Well, that's all I see, but of course all from my perspective. As Brunelleschi and Copernicus (and perhaps Toscanelli, with the map he sent Columbus) teach us, there is more than one.
I might have access to ProQuest, if you have a link to Jayne via it. I don't see it on WorldCat.
Re: "Brunelleschi's Writings" by Eugenio Batisti, transcription & translation
12I've got this little book now.Ross Caldwell wrote: 12 Jun 2022, 10:05 Thanks for reading (and translating) Battisti, Mike! I won't interrupt further. Giuliano Tanturli did publish an edition of his poetry after Battisti wrote that (original edition in 1976, I believe), L'Accademia della Crusca per Filippo Brunelleschi: Sonetti di Filippo Brunelleschi (L'Accademia della Crusca, 1977).
Tanturli and Robertis admit only three sonnets to the Brunelleschi canon (number I is the sonnet by Giovanni Acquettini da Prato to which sonnet II is Filippo Brunelleschi's response)
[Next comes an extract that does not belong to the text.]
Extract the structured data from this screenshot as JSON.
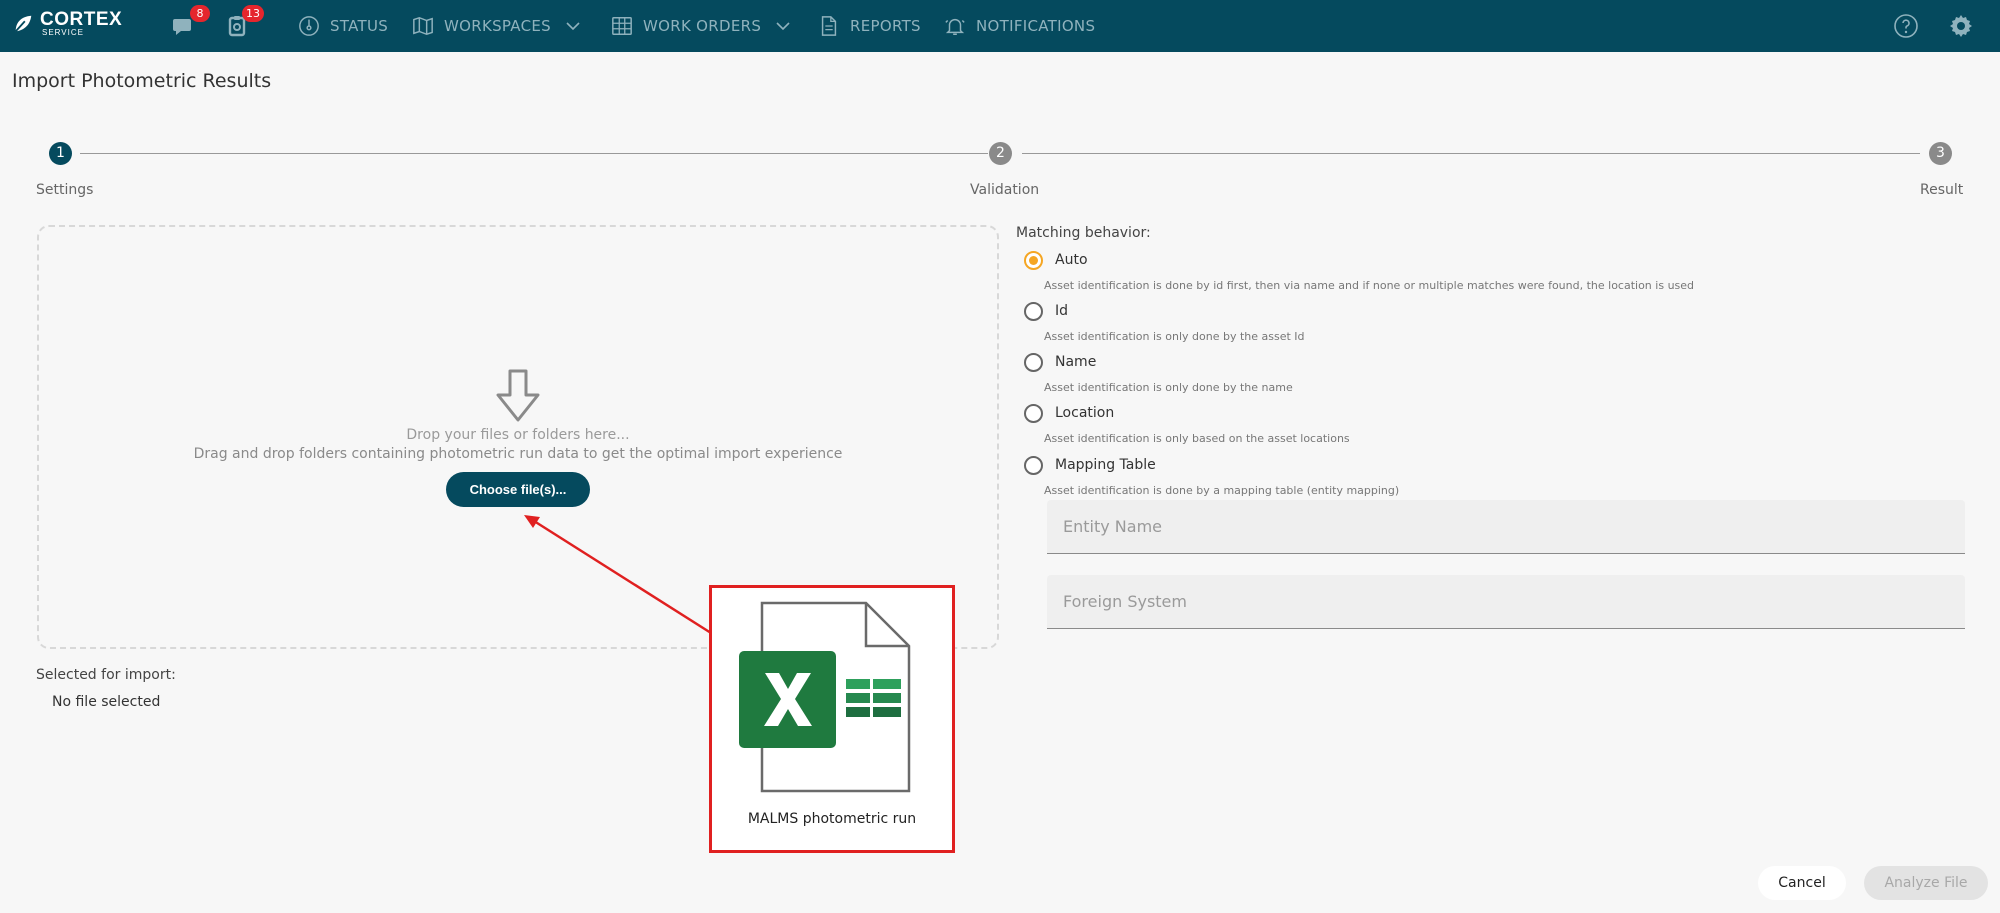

They exclude four (discussed on pp. 17-19). These consist of two anonymous sonnets that were attributed to him by Francesco Trucchi in 1846 (Poesie inedite di dugento autori dall'origine della lingua infino al sec. XVII, pp. 239-240, and two published by Girolamo Baruffaldi in 1713 (Rime scelte de poeti ferraresi antichi e moderni, p. 16). Tanturli cites an article by Antonia Tissoni Benvenuti in 1969 that convincingly demonstrates that Baruffaldi forged them ("Appunti sull'antologia dei poeti ferraresi di Girolamo Baruffaldi," in Giornale storico della letteratura italiana, CXLVI (1969), pp. 18-48, in particular pp. 21 and 30-31. I have not been able to see this article).